# A bit of clarification on the domain of a composite function

Recently when I reviewed something about the composite function for my calculus exam, I remembered I had been thinking a question for quite a long time (maybe I was going into a dead end) since I was in high school.

I was thinking whether f(x)=1/(1/x) and g(x)=x are the same function or not.
It seems like f(x) is essentially g(x) but according to some kind of definition:

" The composition of two functions f and g is the function h = f ◦ g defined by h(x) = f(g(x)), for all x in the domain of g such that g(x) is in the domain of f. "

Then if I take p(x)=q(x)=1/x (just to avoid confusion), then the composite function is f(x)=p(q(x)), for all x in the domain of q such that q(x) is in the domain of p(x). While in this case, q(x) or the range of q(x), namely (-∞,0)∪(0,∞), is always in the domain of p(x), and all x in the domain of q is also (-∞,0)∪(0,∞), then should the domain of f(x) be (-∞,0)∪(0,∞)? If so, f(x) and g(x) have different domains (the domain of g(x) is R obviously). Does it mean f(x) and g(x) are different functions?
(Of course I could have used just p(x)=1/x and said f(x)=p(p(x)), but it's just for avoiding some confusion.
Hope you will get that idea.)

fresh_42
Mentor
You are right, ##f## and ##g## are different functions, simply because ##f(0)## isn't defined, whereas ##g(0)## is.
They both coincide on ##\mathbb{R}-\{0\}##, and in case we would only consider functions on the multiplicative part of the reals, that is ##\mathbb{R}^*=\mathbb{R}-\{0\}## they are indeed equal.
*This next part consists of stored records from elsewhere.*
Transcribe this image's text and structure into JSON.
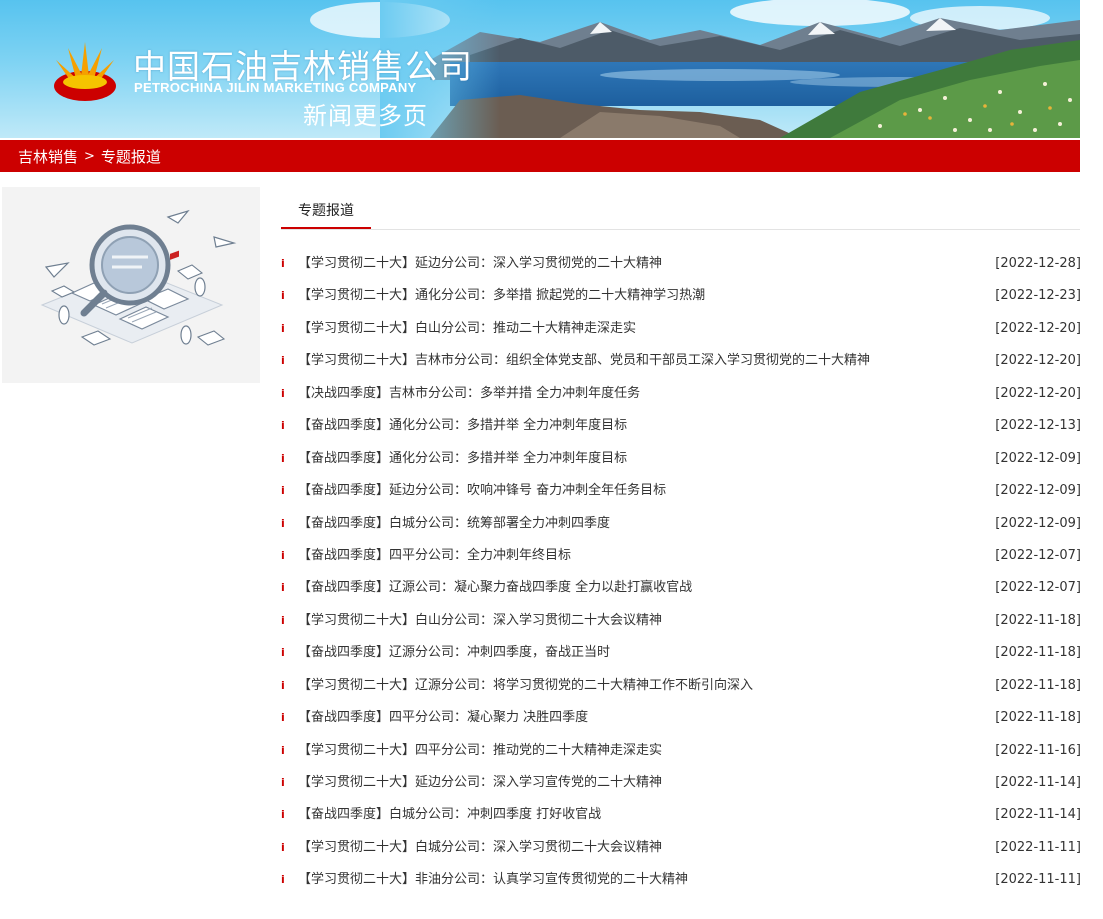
{
  "header": {
    "company_cn": "中国石油吉林销售公司",
    "company_en": "PETROCHINA JILIN MARKETING COMPANY",
    "subtitle": "新闻更多页",
    "logo_icon": "petrochina-logo-icon",
    "colors": {
      "brand_red": "#cc0000",
      "sky_blue": "#57c3ef"
    }
  },
  "breadcrumb": {
    "home": "吉林销售",
    "separator": ">",
    "current": "专题报道"
  },
  "section": {
    "tab_label": "专题报道"
  },
  "news": {
    "bullet": "i",
    "items": [
      {
        "title": "【学习贯彻二十大】延边分公司：深入学习贯彻党的二十大精神",
        "date": "[2022-12-28]"
      },
      {
        "title": "【学习贯彻二十大】通化分公司：多举措 掀起党的二十大精神学习热潮",
        "date": "[2022-12-23]"
      },
      {
        "title": "【学习贯彻二十大】白山分公司：推动二十大精神走深走实",
        "date": "[2022-12-20]"
      },
      {
        "title": "【学习贯彻二十大】吉林市分公司：组织全体党支部、党员和干部员工深入学习贯彻党的二十大精神",
        "date": "[2022-12-20]"
      },
      {
        "title": "【决战四季度】吉林市分公司：多举并措 全力冲刺年度任务",
        "date": "[2022-12-20]"
      },
      {
        "title": "【奋战四季度】通化分公司：多措并举 全力冲刺年度目标",
        "date": "[2022-12-13]"
      },
      {
        "title": "【奋战四季度】通化分公司：多措并举 全力冲刺年度目标",
        "date": "[2022-12-09]"
      },
      {
        "title": "【奋战四季度】延边分公司：吹响冲锋号 奋力冲刺全年任务目标",
        "date": "[2022-12-09]"
      },
      {
        "title": "【奋战四季度】白城分公司：统筹部署全力冲刺四季度",
        "date": "[2022-12-09]"
      },
      {
        "title": "【奋战四季度】四平分公司：全力冲刺年终目标",
        "date": "[2022-12-07]"
      },
      {
        "title": "【奋战四季度】辽源公司：凝心聚力奋战四季度 全力以赴打赢收官战",
        "date": "[2022-12-07]"
      },
      {
        "title": "【学习贯彻二十大】白山分公司：深入学习贯彻二十大会议精神",
        "date": "[2022-11-18]"
      },
      {
        "title": "【奋战四季度】辽源分公司：冲刺四季度，奋战正当时",
        "date": "[2022-11-18]"
      },
      {
        "title": "【学习贯彻二十大】辽源分公司：将学习贯彻党的二十大精神工作不断引向深入",
        "date": "[2022-11-18]"
      },
      {
        "title": "【奋战四季度】四平分公司：凝心聚力 决胜四季度",
        "date": "[2022-11-18]"
      },
      {
        "title": "【学习贯彻二十大】四平分公司：推动党的二十大精神走深走实",
        "date": "[2022-11-16]"
      },
      {
        "title": "【学习贯彻二十大】延边分公司：深入学习宣传党的二十大精神",
        "date": "[2022-11-14]"
      },
      {
        "title": "【奋战四季度】白城分公司：冲刺四季度 打好收官战",
        "date": "[2022-11-14]"
      },
      {
        "title": "【学习贯彻二十大】白城分公司：深入学习贯彻二十大会议精神",
        "date": "[2022-11-11]"
      },
      {
        "title": "【学习贯彻二十大】非油分公司：认真学习宣传贯彻党的二十大精神",
        "date": "[2022-11-11]"
      }
    ]
  },
  "illustration": {
    "icon": "magnifier-documents-illustration"
  }
}
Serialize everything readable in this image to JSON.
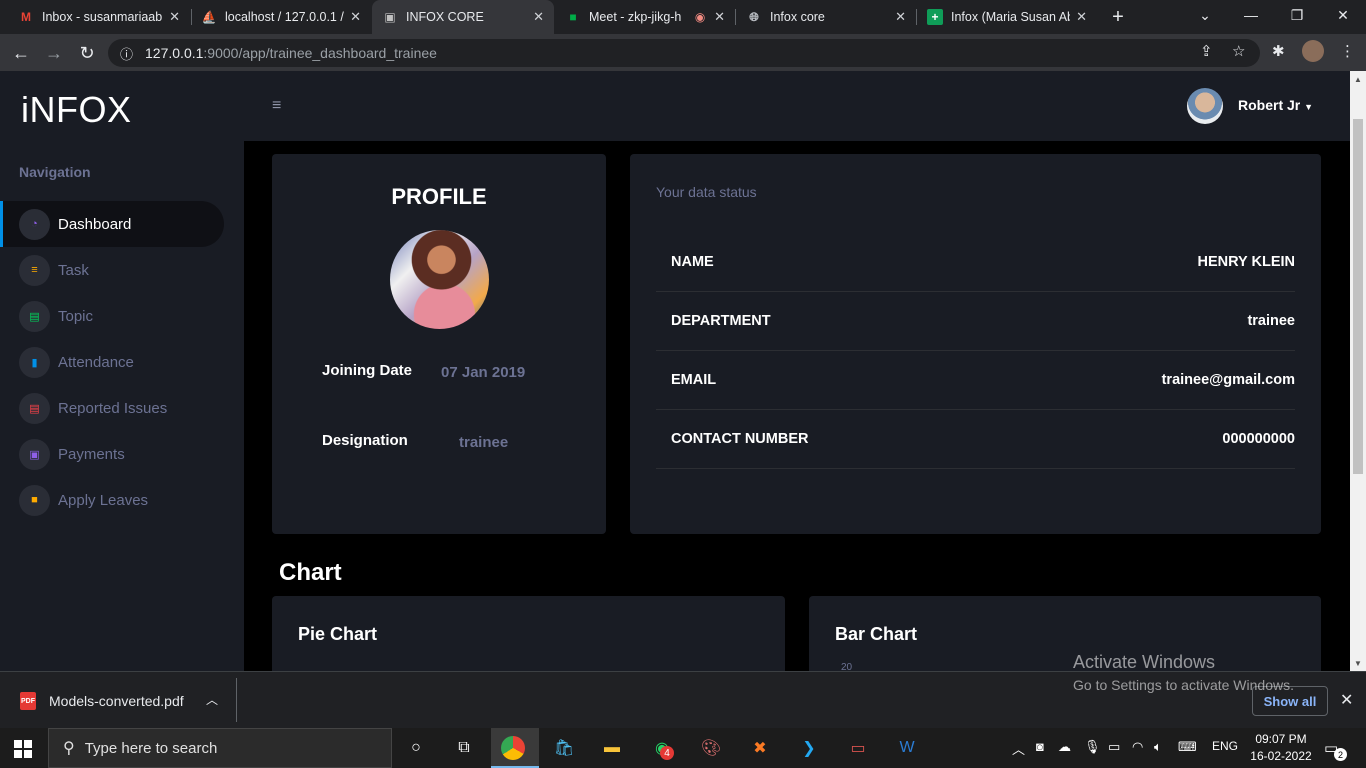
{
  "browser": {
    "tabs": [
      {
        "title": "Inbox - susanmariaab",
        "icon": "gmail-icon"
      },
      {
        "title": "localhost / 127.0.0.1 /",
        "icon": "phpmyadmin-icon"
      },
      {
        "title": "INFOX CORE",
        "icon": "page-icon",
        "active": true
      },
      {
        "title": "Meet - zkp-jikg-h",
        "icon": "meet-icon"
      },
      {
        "title": "Infox core",
        "icon": "globe-icon"
      },
      {
        "title": "Infox (Maria Susan Ab",
        "icon": "sheets-icon"
      }
    ],
    "url_host": "127.0.0.1",
    "url_path": ":9000/app/trainee_dashboard_trainee"
  },
  "app": {
    "logo": "iNFOX",
    "nav_label": "Navigation",
    "nav_items": [
      {
        "label": "Dashboard",
        "icon": "speedometer-icon",
        "color": "#8f5fe8"
      },
      {
        "label": "Task",
        "icon": "list-icon",
        "color": "#ffab00"
      },
      {
        "label": "Topic",
        "icon": "clipboard-icon",
        "color": "#00d25b"
      },
      {
        "label": "Attendance",
        "icon": "bar-chart-icon",
        "color": "#0090e7"
      },
      {
        "label": "Reported Issues",
        "icon": "document-icon",
        "color": "#fc424a"
      },
      {
        "label": "Payments",
        "icon": "card-icon",
        "color": "#8f5fe8"
      },
      {
        "label": "Apply Leaves",
        "icon": "chat-icon",
        "color": "#ffab00"
      }
    ],
    "user_name": "Robert Jr"
  },
  "profile": {
    "title": "PROFILE",
    "joining_label": "Joining Date",
    "joining_value": "07 Jan 2019",
    "designation_label": "Designation",
    "designation_value": "trainee"
  },
  "data_status": {
    "heading": "Your data status",
    "rows": [
      {
        "key": "NAME",
        "value": "HENRY KLEIN"
      },
      {
        "key": "DEPARTMENT",
        "value": "trainee"
      },
      {
        "key": "EMAIL",
        "value": "trainee@gmail.com"
      },
      {
        "key": "CONTACT NUMBER",
        "value": "000000000"
      }
    ]
  },
  "charts": {
    "section_title": "Chart",
    "pie_title": "Pie Chart",
    "bar_title": "Bar Chart",
    "bar_tick": "20"
  },
  "downloads": {
    "file": "Models-converted.pdf",
    "show_all": "Show all"
  },
  "watermark": {
    "line1": "Activate Windows",
    "line2": "Go to Settings to activate Windows."
  },
  "taskbar": {
    "search_placeholder": "Type here to search",
    "whatsapp_badge": "4",
    "lang": "ENG",
    "time": "09:07 PM",
    "date": "16-02-2022",
    "notif_count": "2"
  }
}
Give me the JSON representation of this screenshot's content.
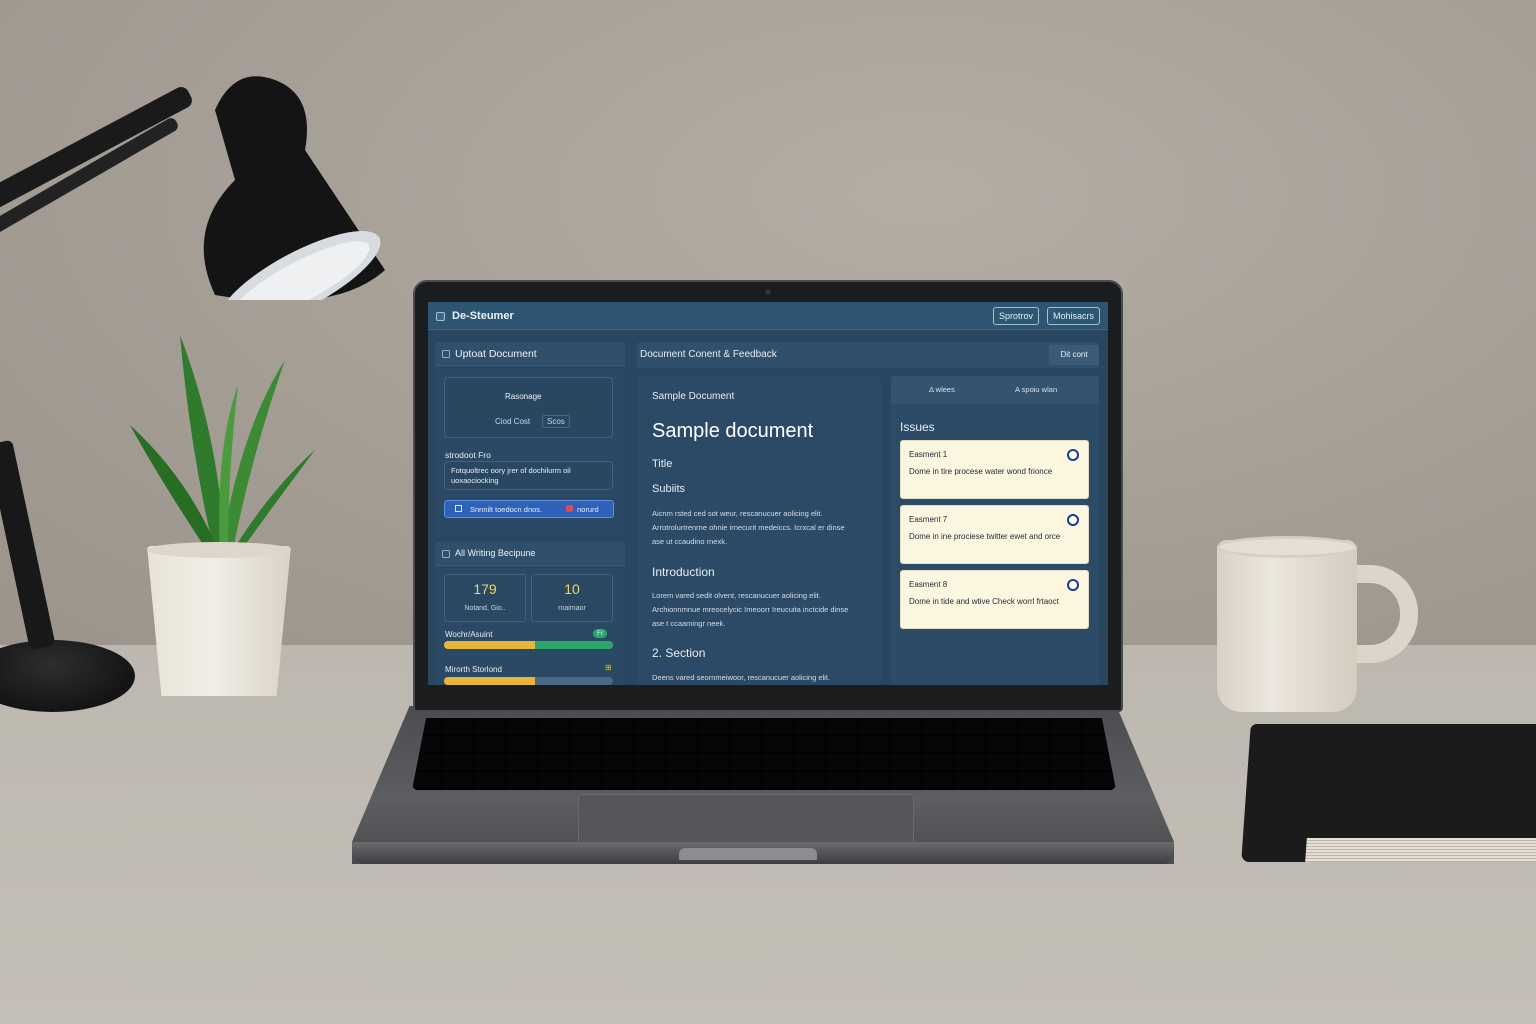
{
  "app": {
    "title": "De-Steumer",
    "top_buttons": [
      "Sprotrov",
      "Mohisacrs"
    ]
  },
  "upload_panel": {
    "title": "Uptoat Document",
    "drop_label": "Rasonage",
    "drop_actions": [
      "Ciod Cost",
      "Scos"
    ],
    "field_label": "strodoot Fro",
    "field_text": "Fotquoltrec oory jrer of dochilurm oil uoxaociocking",
    "primary_button": "Snnnilt toedocn dnos.",
    "primary_button_badge": "norurd"
  },
  "writing_panel": {
    "title": "All Writing Becipune",
    "stats": [
      {
        "value": "179",
        "label": "Notand, Gio.."
      },
      {
        "value": "10",
        "label": "rnaimaor"
      }
    ],
    "bars": [
      {
        "label": "Wochr/Asuint",
        "badge": "Fr",
        "fill_primary": 0.54,
        "fill_secondary": 0.46
      },
      {
        "label": "Mirorth Storlond",
        "badge": "⊞",
        "fill_primary": 0.54,
        "fill_secondary": 0
      }
    ]
  },
  "content_panel": {
    "title": "Document Conent & Feedback",
    "action_button": "Dit cont"
  },
  "document": {
    "header": "Sample Document",
    "heading": "Sample document",
    "title": "Title",
    "subtitle": "Subiits",
    "para1": [
      "Aicnm rsted ced sot weur, rescanucuer aolicing elit.",
      "Arrotrolurtrenrne ohnie irnecurit medeiccs. Icrxcal er dinse",
      "ase ut ccaudino rnexk."
    ],
    "section1": "Introduction",
    "para2": [
      "Lorem vared sedit olvent, rescanucuer aolicing elit.",
      "Archionnmnue mreocelycic Imeoorr Ireucuita inctcide dinse",
      "ase t ccaamingr neek."
    ],
    "section2": "2. Section",
    "para3": [
      "Deens vared seornmeiwoor, rescanucuer aolicing elit."
    ]
  },
  "issues_panel": {
    "tabs": [
      "Δ wlees",
      "A spoiu wlan"
    ],
    "title": "Issues",
    "items": [
      {
        "title": "Easment 1",
        "text": "Dome in tire procese water wond frionce"
      },
      {
        "title": "Easment 7",
        "text": "Dome in ine prociese twitter ewet and orce"
      },
      {
        "title": "Easment 8",
        "text": "Dome in tide and wtive Check worrl frtaoct"
      }
    ]
  }
}
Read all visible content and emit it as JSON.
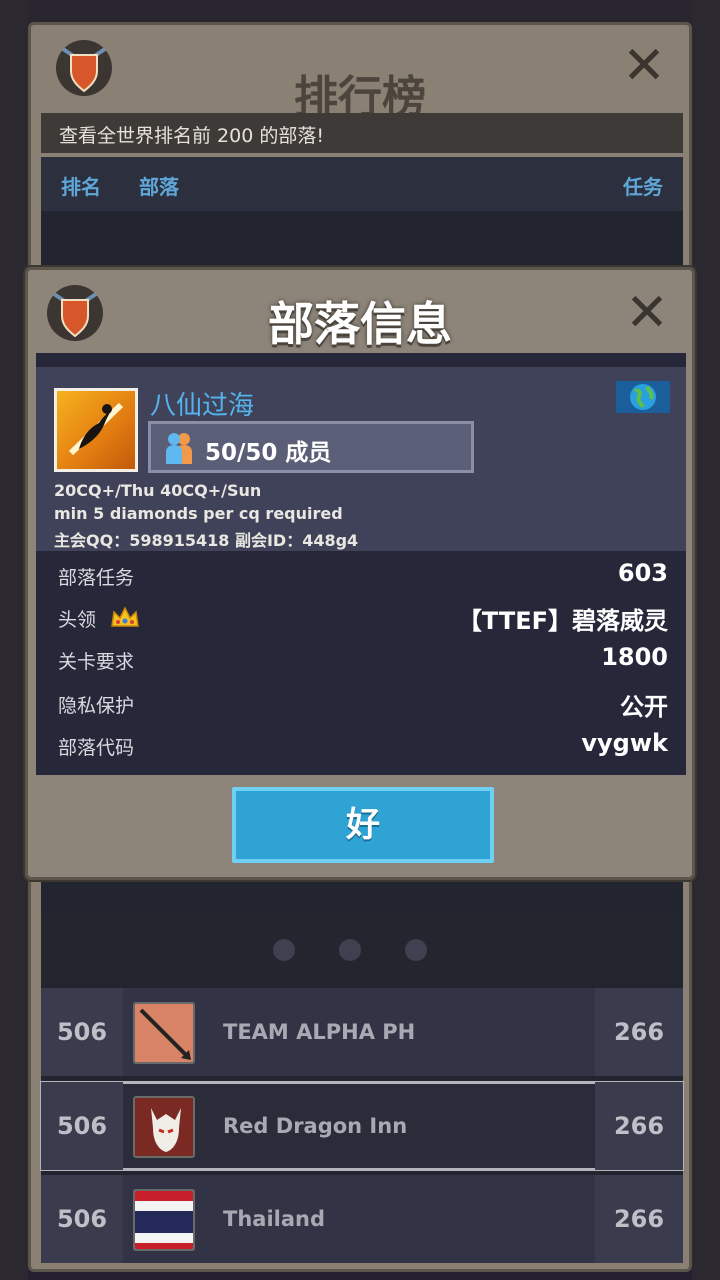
{
  "leaderboard": {
    "title": "排行榜",
    "subtitle": "查看全世界排名前 200 的部落!",
    "columns": {
      "rank": "排名",
      "tribe": "部落",
      "missions": "任务"
    },
    "rows": [
      {
        "rank": "506",
        "name": "TEAM ALPHA PH",
        "score": "266"
      },
      {
        "rank": "506",
        "name": "Red Dragon Inn",
        "score": "266",
        "selected": true
      },
      {
        "rank": "506",
        "name": "Thailand",
        "score": "266"
      }
    ]
  },
  "tribe_info": {
    "title": "部落信息",
    "name": "八仙过海",
    "members": "50/50 成员",
    "description": [
      "20CQ+/Thu  40CQ+/Sun",
      "min 5 diamonds per cq required",
      "主会QQ：598915418      副会ID：448g4"
    ],
    "stats": [
      {
        "label": "部落任务",
        "value": "603"
      },
      {
        "label": "头领",
        "value": "【TTEF】碧落威灵"
      },
      {
        "label": "关卡要求",
        "value": "1800"
      },
      {
        "label": "隐私保护",
        "value": "公开"
      },
      {
        "label": "部落代码",
        "value": "vygwk"
      }
    ],
    "ok_label": "好"
  },
  "colors": {
    "panel": "#8d8579",
    "card": "#26283a",
    "accent_blue": "#2fa3d4",
    "name_blue": "#55b3ee",
    "header_blue": "#5fa7d8"
  },
  "icons": {
    "shield": "tribe-shield-icon",
    "close": "close-icon",
    "members": "members-icon",
    "crown": "crown-icon",
    "flag": "globe-flag-icon"
  }
}
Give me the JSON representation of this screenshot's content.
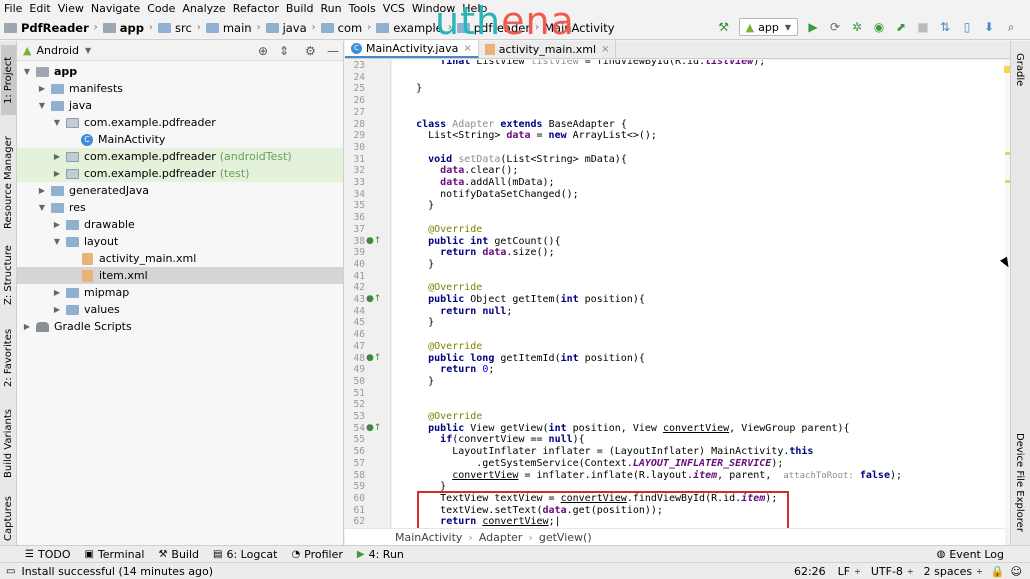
{
  "menu": [
    "File",
    "Edit",
    "View",
    "Navigate",
    "Code",
    "Analyze",
    "Refactor",
    "Build",
    "Run",
    "Tools",
    "VCS",
    "Window",
    "Help"
  ],
  "watermark": {
    "part1": "uth",
    "part2": "ena"
  },
  "breadcrumb": [
    "PdfReader",
    "app",
    "src",
    "main",
    "java",
    "com",
    "example",
    "pdfreader",
    "MainActivity"
  ],
  "run_config": "app",
  "left_tabs": [
    "1: Project",
    "Resource Manager",
    "Z: Structure",
    "2: Favorites",
    "Build Variants",
    "Captures"
  ],
  "right_tabs": [
    "Gradle",
    "Device File Explorer"
  ],
  "project_view": "Android",
  "tree": [
    {
      "label": "app",
      "hint": ""
    },
    {
      "label": "manifests",
      "hint": ""
    },
    {
      "label": "java",
      "hint": ""
    },
    {
      "label": "com.example.pdfreader",
      "hint": ""
    },
    {
      "label": "MainActivity",
      "hint": ""
    },
    {
      "label": "com.example.pdfreader",
      "hint": "(androidTest)"
    },
    {
      "label": "com.example.pdfreader",
      "hint": "(test)"
    },
    {
      "label": "generatedJava",
      "hint": ""
    },
    {
      "label": "res",
      "hint": ""
    },
    {
      "label": "drawable",
      "hint": ""
    },
    {
      "label": "layout",
      "hint": ""
    },
    {
      "label": "activity_main.xml",
      "hint": ""
    },
    {
      "label": "item.xml",
      "hint": ""
    },
    {
      "label": "mipmap",
      "hint": ""
    },
    {
      "label": "values",
      "hint": ""
    },
    {
      "label": "Gradle Scripts",
      "hint": ""
    }
  ],
  "tabs": [
    {
      "label": "MainActivity.java",
      "active": true
    },
    {
      "label": "activity_main.xml",
      "active": false
    }
  ],
  "line_numbers": [
    "23",
    "24",
    "25",
    "26",
    "27",
    "28",
    "29",
    "30",
    "31",
    "32",
    "33",
    "34",
    "35",
    "36",
    "37",
    "38",
    "39",
    "40",
    "41",
    "42",
    "43",
    "44",
    "45",
    "46",
    "47",
    "48",
    "49",
    "50",
    "51",
    "52",
    "53",
    "54",
    "55",
    "56",
    "57",
    "58",
    "59",
    "60",
    "61",
    "62"
  ],
  "editor_crumbs": [
    "MainActivity",
    "Adapter",
    "getView()"
  ],
  "bottom_tools": [
    "TODO",
    "Terminal",
    "Build",
    "6: Logcat",
    "Profiler",
    "4: Run"
  ],
  "event_log": "Event Log",
  "status": {
    "message": "Install successful (14 minutes ago)",
    "position": "62:26",
    "line_sep": "LF",
    "encoding": "UTF-8",
    "indent": "2 spaces"
  }
}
But this is a bit artificial in this situation. On the entire real number line, we have two straights through the origin, but ##f(x)## has a gap at ##x=0##. It is called a removable singularity, because we can insert just one point and get ##g(x)##.

mfb
Mentor
To fully define a function you have to define its domain and codomain. If you say the domain of g is the whole set of real numbers then f and g will be different. But that is not the only choice. You can define both f and g only for positive real x for example, and make them identical.

Okay. Thanks a lot. That really helps.

But why can I still plot the point at origin intersecting with f(x) in Desmos (a graphing calculator)?

mfb
Mentor
It might simplify the expression before determining its possible domain.